API endpoint tests — Test Flask routes with mock database
Background worker tests — Test enrichment and embedding workers
Integration tests — Test full memory storage → enrichment → recall flow
ConsolidationScheduler tests — Test scheduling logic and intervals
MCP bridge tests — Test tool call translation
Load testing — Verify performance under high memory throughput

mcp-automem Client — Testing (Vitest)

Overview

The mcp-automem package uses Vitest as its test runner, providing fast ES module support, built-in coverage reporting, watch mode for TDD, and parallel test execution.

Test Organization

graph TB
    TESTS["Test Suite"]

    TESTS --> UNIT["Unit Tests\n(vitest.config.ts)"]
    TESTS --> INTEGRATION["Integration Tests\n(vitest.integration.config.ts)"]
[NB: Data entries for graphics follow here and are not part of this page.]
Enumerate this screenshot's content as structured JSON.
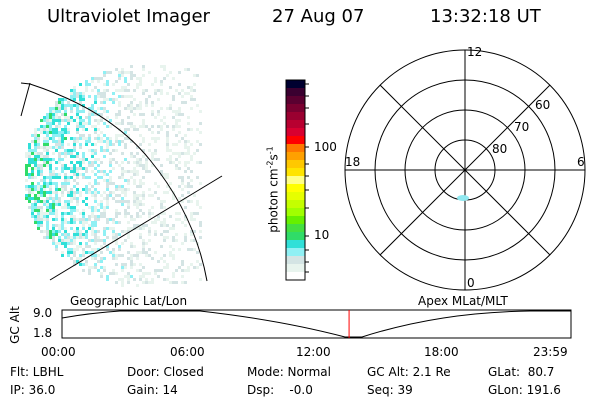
{
  "header": {
    "title": "Ultraviolet Imager",
    "date": "27 Aug 07",
    "time": "13:32:18 UT"
  },
  "colorbar": {
    "label_main": "photon cm",
    "label_exp1": "-2",
    "label_mid": "s",
    "label_exp2": "-1",
    "ticks": [
      "100",
      "10"
    ],
    "colors": [
      "#000030",
      "#3a0030",
      "#5a0030",
      "#7a0030",
      "#9a0030",
      "#b80030",
      "#d80030",
      "#ff0000",
      "#ff7800",
      "#ffa000",
      "#ffc800",
      "#ffe400",
      "#ffff88",
      "#ffff00",
      "#e6ff00",
      "#c4ff00",
      "#a0ff00",
      "#66f000",
      "#44e040",
      "#30dc68",
      "#30e0d8",
      "#90f0f4",
      "#d4e4e4",
      "#e8f4ee",
      "#ffffff"
    ]
  },
  "polar": {
    "labels": {
      "top": "12",
      "left": "18",
      "right": "6",
      "bottom": "0",
      "r60": "60",
      "r70": "70",
      "r80": "80"
    }
  },
  "timeline": {
    "left_title": "Geographic Lat/Lon",
    "right_title": "Apex MLat/MLT",
    "y_axis_label": "GC Alt",
    "y_ticks": [
      "9.0",
      "1.8"
    ],
    "x_ticks": [
      "00:00",
      "06:00",
      "12:00",
      "18:00",
      "23:59"
    ],
    "current_time_fraction": 0.564,
    "marker_color": "#ff0000"
  },
  "info": {
    "flt": "Flt: LBHL",
    "ip": "IP: 36.0",
    "door": "Door: Closed",
    "gain": "Gain: 14",
    "mode": "Mode: Normal",
    "dsp": "Dsp:    -0.0",
    "gcalt": "GC Alt: 2.1 Re",
    "seq": "Seq: 39",
    "glat": "GLat:  80.7",
    "glon": "GLon: 191.6"
  }
}
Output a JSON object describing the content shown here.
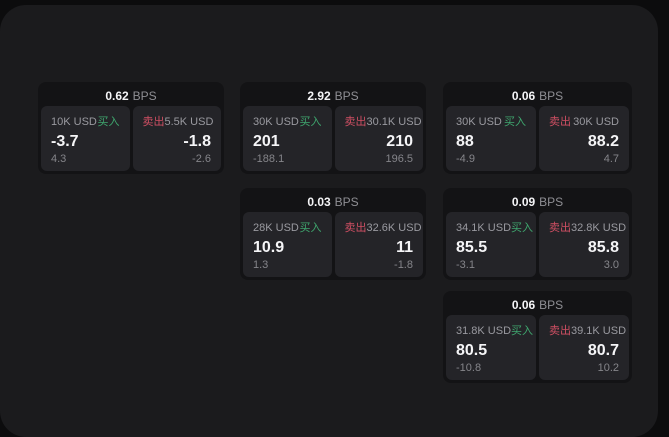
{
  "labels": {
    "bps_unit": "BPS",
    "buy": "买入",
    "sell": "卖出"
  },
  "colors": {
    "outer-bg": "#0c0c0d",
    "window-bg": "#1b1b1d",
    "card-bg": "#131315",
    "panel-bg": "#242428",
    "white-text": "#f5f5f7",
    "dim-text": "#8f8f94",
    "label-text": "#9a9aa0",
    "sub-text": "#85858a",
    "buy-green": "#3fa66e",
    "sell-red": "#cf4f63"
  },
  "cards": [
    {
      "bps": "0.62",
      "buy": {
        "size": "10K USD",
        "price": "-3.7",
        "sub": "4.3"
      },
      "sell": {
        "size": "5.5K USD",
        "price": "-1.8",
        "sub": "-2.6"
      }
    },
    {
      "bps": "2.92",
      "buy": {
        "size": "30K USD",
        "price": "201",
        "sub": "-188.1"
      },
      "sell": {
        "size": "30.1K USD",
        "price": "210",
        "sub": "196.5"
      }
    },
    {
      "bps": "0.06",
      "buy": {
        "size": "30K USD",
        "price": "88",
        "sub": "-4.9"
      },
      "sell": {
        "size": "30K USD",
        "price": "88.2",
        "sub": "4.7"
      }
    },
    {
      "bps": "0.03",
      "buy": {
        "size": "28K USD",
        "price": "10.9",
        "sub": "1.3"
      },
      "sell": {
        "size": "32.6K USD",
        "price": "11",
        "sub": "-1.8"
      }
    },
    {
      "bps": "0.09",
      "buy": {
        "size": "34.1K USD",
        "price": "85.5",
        "sub": "-3.1"
      },
      "sell": {
        "size": "32.8K USD",
        "price": "85.8",
        "sub": "3.0"
      }
    },
    {
      "bps": "0.06",
      "buy": {
        "size": "31.8K USD",
        "price": "80.5",
        "sub": "-10.8"
      },
      "sell": {
        "size": "39.1K USD",
        "price": "80.7",
        "sub": "10.2"
      }
    }
  ]
}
    UNIT --> CLIENT_TEST["AutoMemClient\nHTTP mocking"]
    UNIT --> CLI_TEST["CLI Handlers\nFilesystem mocking"]
    UNIT --> TOOLS_TEST["MCP Tools\nRequest/response validation"]
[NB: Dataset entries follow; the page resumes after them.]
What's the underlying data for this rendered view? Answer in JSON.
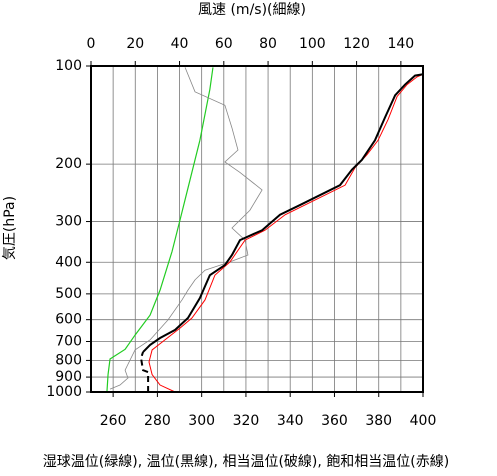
{
  "chart_data": {
    "type": "line",
    "x_label": "湿球温位(緑線), 温位(黒線), 相当温位(破線), 飽和相当温位(赤線)",
    "x2_label": "風速 (m/s)(細線)",
    "y_label": "気圧(hPa)",
    "xlim": [
      250,
      400
    ],
    "xticks": [
      260,
      280,
      300,
      320,
      340,
      360,
      380,
      400
    ],
    "x2lim": [
      0,
      150
    ],
    "x2ticks": [
      0,
      20,
      40,
      60,
      80,
      100,
      120,
      140
    ],
    "ylim": [
      1000,
      100
    ],
    "yticks": [
      100,
      200,
      300,
      400,
      500,
      600,
      700,
      800,
      900,
      1000
    ],
    "ylog": true,
    "grid": true,
    "series": [
      {
        "color": "#22cc22",
        "width": 1.2,
        "style": "solid",
        "x": [
          257.2,
          257.7,
          258.6,
          265.4,
          269.9,
          276.7,
          281.2,
          286.6,
          290.2,
          294.7,
          299.2,
          303.7,
          305.1
        ],
        "y": [
          1000,
          884,
          792,
          740,
          669,
          581,
          487,
          371,
          297,
          224,
          169,
          118,
          101
        ]
      },
      {
        "color": "#888888",
        "width": 0.8,
        "style": "solid",
        "axis": "x2",
        "x": [
          8.6,
          13.1,
          16.7,
          15.4,
          19.9,
          26.7,
          34.8,
          41.1,
          43.8,
          47.0,
          51.5,
          62.8,
          70.9,
          69.6,
          63.7,
          71.8,
          77.3,
          67.3,
          60.5,
          66.4,
          63.7,
          60.5,
          47.0,
          42.5
        ],
        "y": [
          980,
          952,
          906,
          857,
          743,
          692,
          601,
          522,
          487,
          453,
          423,
          399,
          380,
          342,
          314,
          277,
          240,
          212,
          197,
          181,
          155,
          132,
          120,
          101
        ]
      },
      {
        "color": "#ff0000",
        "width": 1,
        "style": "solid",
        "x": [
          288.0,
          281.2,
          277.6,
          276.2,
          277.6,
          283.4,
          290.2,
          295.6,
          301.5,
          306.0,
          312.8,
          319.6,
          328.6,
          337.7,
          364.8,
          369.3,
          374.7,
          379.7,
          384.2,
          388.3,
          392.8,
          397.3,
          400
        ],
        "y": [
          1000,
          952,
          884,
          809,
          743,
          692,
          637,
          593,
          522,
          438,
          399,
          342,
          319,
          286,
          232,
          205,
          187,
          169,
          146,
          124,
          114,
          108,
          106
        ]
      },
      {
        "color": "#000000",
        "width": 2,
        "style": "dashed",
        "x": [
          275.8,
          275.8,
          273.5,
          272.6,
          273.5
        ],
        "y": [
          1000,
          869,
          857,
          787,
          754
        ]
      },
      {
        "color": "#000000",
        "width": 2,
        "style": "solid",
        "x": [
          273.5,
          276.7,
          281.2,
          288.0,
          293.8,
          299.2,
          303.7,
          310.5,
          313.7,
          317.3,
          327.3,
          335.4,
          344.4,
          362.5,
          367.9,
          372.4,
          378.3,
          382.8,
          387.4,
          391.9,
          396.4,
          400
        ],
        "y": [
          754,
          717,
          683,
          645,
          593,
          515,
          438,
          408,
          380,
          342,
          319,
          286,
          267,
          232,
          208,
          194,
          169,
          144,
          123,
          114,
          107,
          106
        ]
      }
    ]
  }
}
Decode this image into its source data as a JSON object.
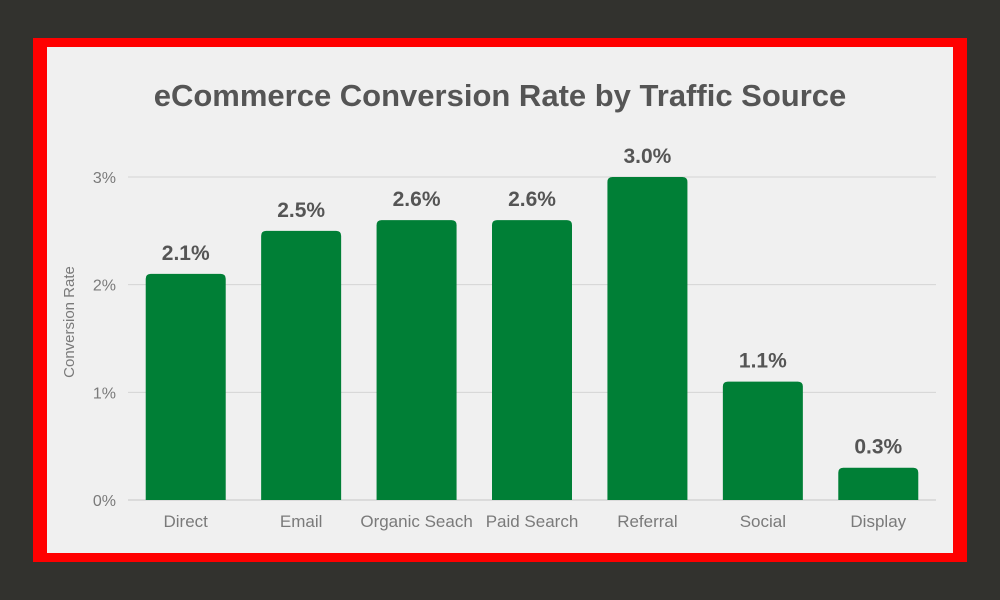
{
  "colors": {
    "background": "#32322e",
    "frame": "#ff0000",
    "panel": "#f0f0f0",
    "bar": "#007f36",
    "text": "#555555",
    "axis_text": "#7a7a7a",
    "grid": "#d4d4d4"
  },
  "chart_data": {
    "type": "bar",
    "title": "eCommerce Conversion Rate by Traffic Source",
    "xlabel": "",
    "ylabel": "Conversion Rate",
    "ylim": [
      0,
      3
    ],
    "yticks": [
      0,
      1,
      2,
      3
    ],
    "ytick_labels": [
      "0%",
      "1%",
      "2%",
      "3%"
    ],
    "grid": true,
    "legend": "none",
    "categories": [
      "Direct",
      "Email",
      "Organic Seach",
      "Paid Search",
      "Referral",
      "Social",
      "Display"
    ],
    "values": [
      2.1,
      2.5,
      2.6,
      2.6,
      3.0,
      1.1,
      0.3
    ],
    "data_labels": [
      "2.1%",
      "2.5%",
      "2.6%",
      "2.6%",
      "3.0%",
      "1.1%",
      "0.3%"
    ]
  }
}
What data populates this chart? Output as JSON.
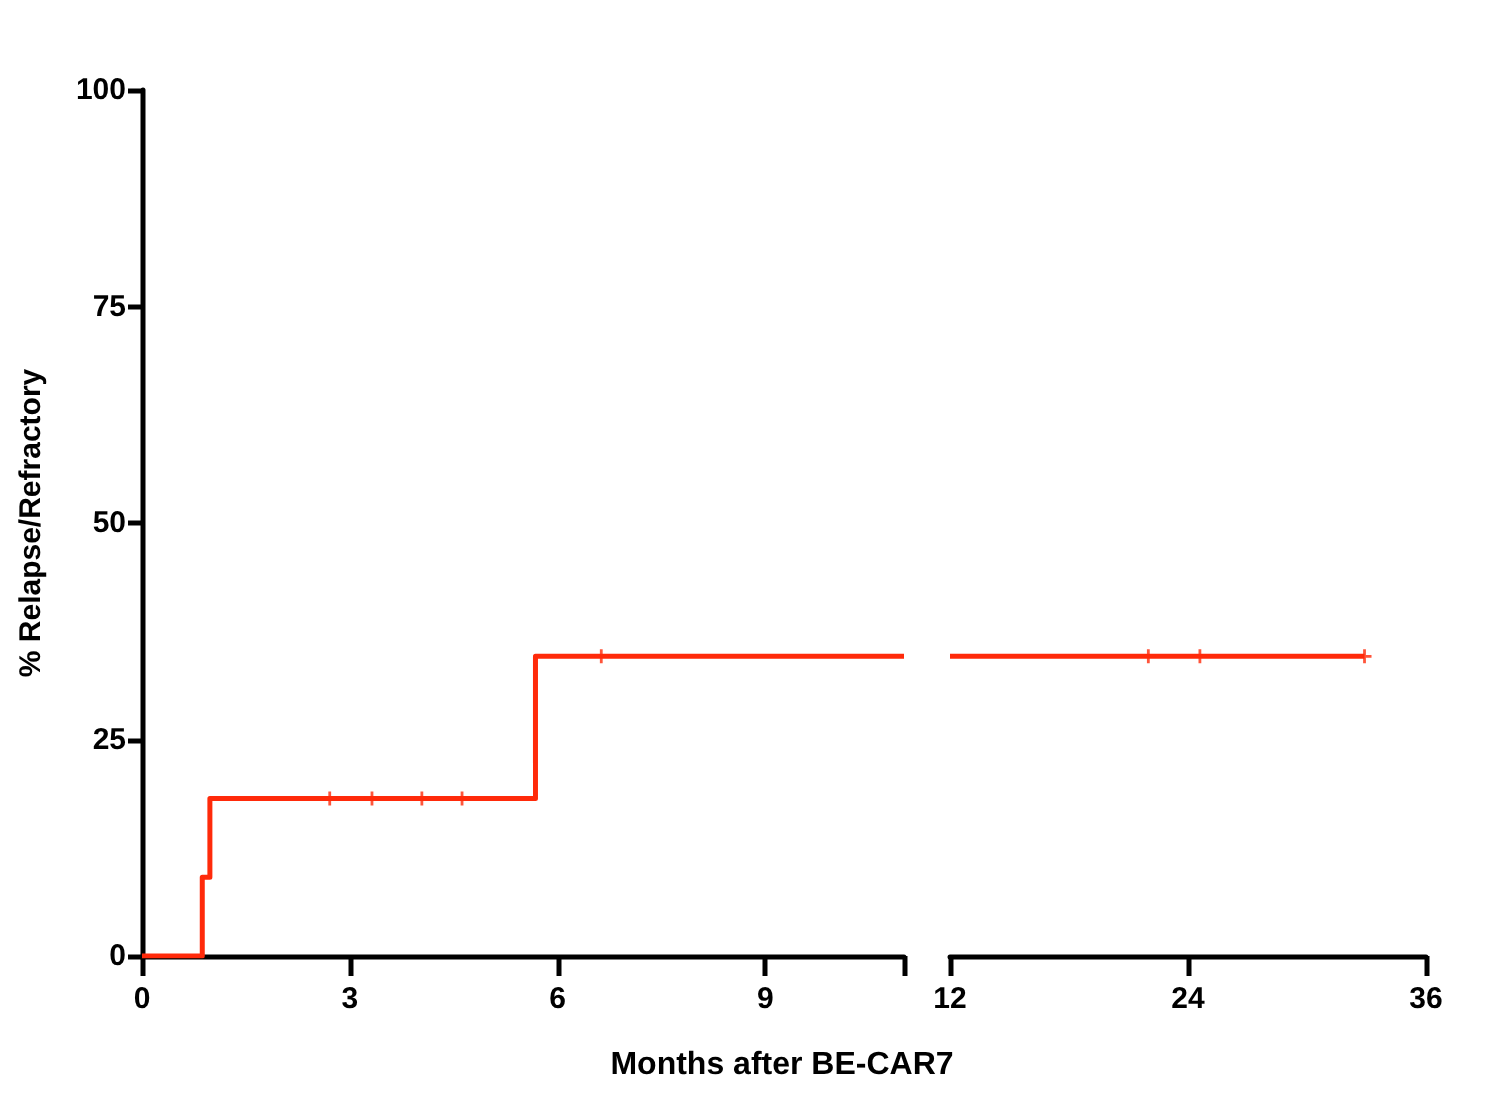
{
  "chart_data": [
    {
      "type": "step",
      "xlabel": "Months after BE-CAR7",
      "ylabel": "% Relapse/Refractory",
      "xlim": [
        0,
        11
      ],
      "xticks": [
        0,
        3,
        6,
        9,
        {
          "value": 11,
          "label": null
        }
      ],
      "ylim": [
        0,
        100
      ],
      "yticks": [
        0,
        25,
        50,
        75,
        100
      ],
      "grid": false,
      "series": [
        {
          "color": "#ff2a0a",
          "x": [
            0,
            0.87,
            0.98,
            5.68,
            11
          ],
          "values": [
            0,
            9.1,
            18.2,
            34.6,
            34.6
          ]
        },
        {
          "type": "scatter",
          "color": "#ff2a0a",
          "marker": "cross",
          "x": [
            2.71,
            3.32,
            4.04,
            4.62,
            6.63
          ],
          "values": [
            18.2,
            18.2,
            18.2,
            18.2,
            34.6
          ]
        }
      ]
    },
    {
      "type": "step",
      "xlim": [
        12,
        36
      ],
      "xticks": [
        12,
        24,
        36
      ],
      "ylim": [
        0,
        100
      ],
      "tick_labels": "x",
      "grid": false,
      "series": [
        {
          "color": "#ff2a0a",
          "x": [
            12,
            32.9
          ],
          "values": [
            34.6,
            34.6
          ]
        },
        {
          "type": "scatter",
          "color": "#ff2a0a",
          "marker": "cross",
          "x": [
            22.0,
            24.6,
            32.9
          ],
          "values": [
            34.6,
            34.6,
            34.6
          ]
        }
      ]
    }
  ]
}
    INTEGRATION --> ENDTOEND["End-to-End\nReal AutoMem service"]
    INTEGRATION --> PLATFORM["Platform Integration\nInstaller verification"]

Unit tests: src/**/*.test.ts or tests/unit/ — mock node-fetch for HTTP requests, mock fs for filesystem operations, use in-memory fixtures for AutoMem responses
Integration tests: tests/integration/ — require a running AutoMem service

Test Commands

Script	Command	Purpose
`test`	`vitest run`	Run all unit tests once
`test:watch`	`vitest`	Watch mode for TDD
`test:coverage`	`vitest run --coverage`	Generate coverage reports
`test:integration`	`vitest run --config vitest.integration.config.ts`	Integration test suite
`test:all`	Both unit and integration	Full test suite

Coverage Requirements

Coverage reporting is integrated into the CI pipeline via @vitest/coverage-v8, generating reports for line, branch, function, and statement coverage. Coverage failures don’t block builds (continue-on-error: true) — coverage is informational rather than a hard gate during active development.

Mock Strategy

HTTP mocking — mock node-fetch to simulate AutoMem backend responses without a running service:

import { vi } from 'vitest';

vi.mock('node-fetch', () => ({
  default: vi.fn().mockResolvedValue({
    ok: true,
    json: () => Promise.resolve({ memory_id: 'test-123', message: 'Stored' })
  })
}));

Filesystem mocking — mock fs for CLI installer tests:

vi.mock('fs', () => ({
  writeFileSync: vi.fn(),
  readFileSync: vi.fn().mockReturnValue('template content'),
  existsSync: vi.fn().mockReturnValue(false)
}));

In-memory AutoMem fixtures — use realistic response shapes:

const mockRecallResponse = {
  results: [
    {
      id: 'mem-001',
      content: 'Chose PostgreSQL for reliability',
      score: 0.92,
      tags: ['decision', 'database'],
      importance: 0.8,
      metadata: { type: 'Decision' }
    }
  ],
  count: 1
};

Integration Test Requirements

Integration tests require a live AutoMem service. Set the following environment variables before running:

AUTOMEM_ENDPOINT=http://localhost:8001
AUTOMEM_API_KEY=your-test-token

CI/CD Integration

The CI workflow (.github/workflows/ci.yml) runs on every PR and push to main:

Link validation on documentation files
npm run lint — ESLint (fails build on errors)
npm run build — TypeScript compilation (fails build on errors)
npm test — Unit tests (fails build on failures)
npm run test:coverage — Coverage report (non-blocking)

Unit tests run in CI without an external AutoMem service. Integration tests are run manually or in dedicated integration environments.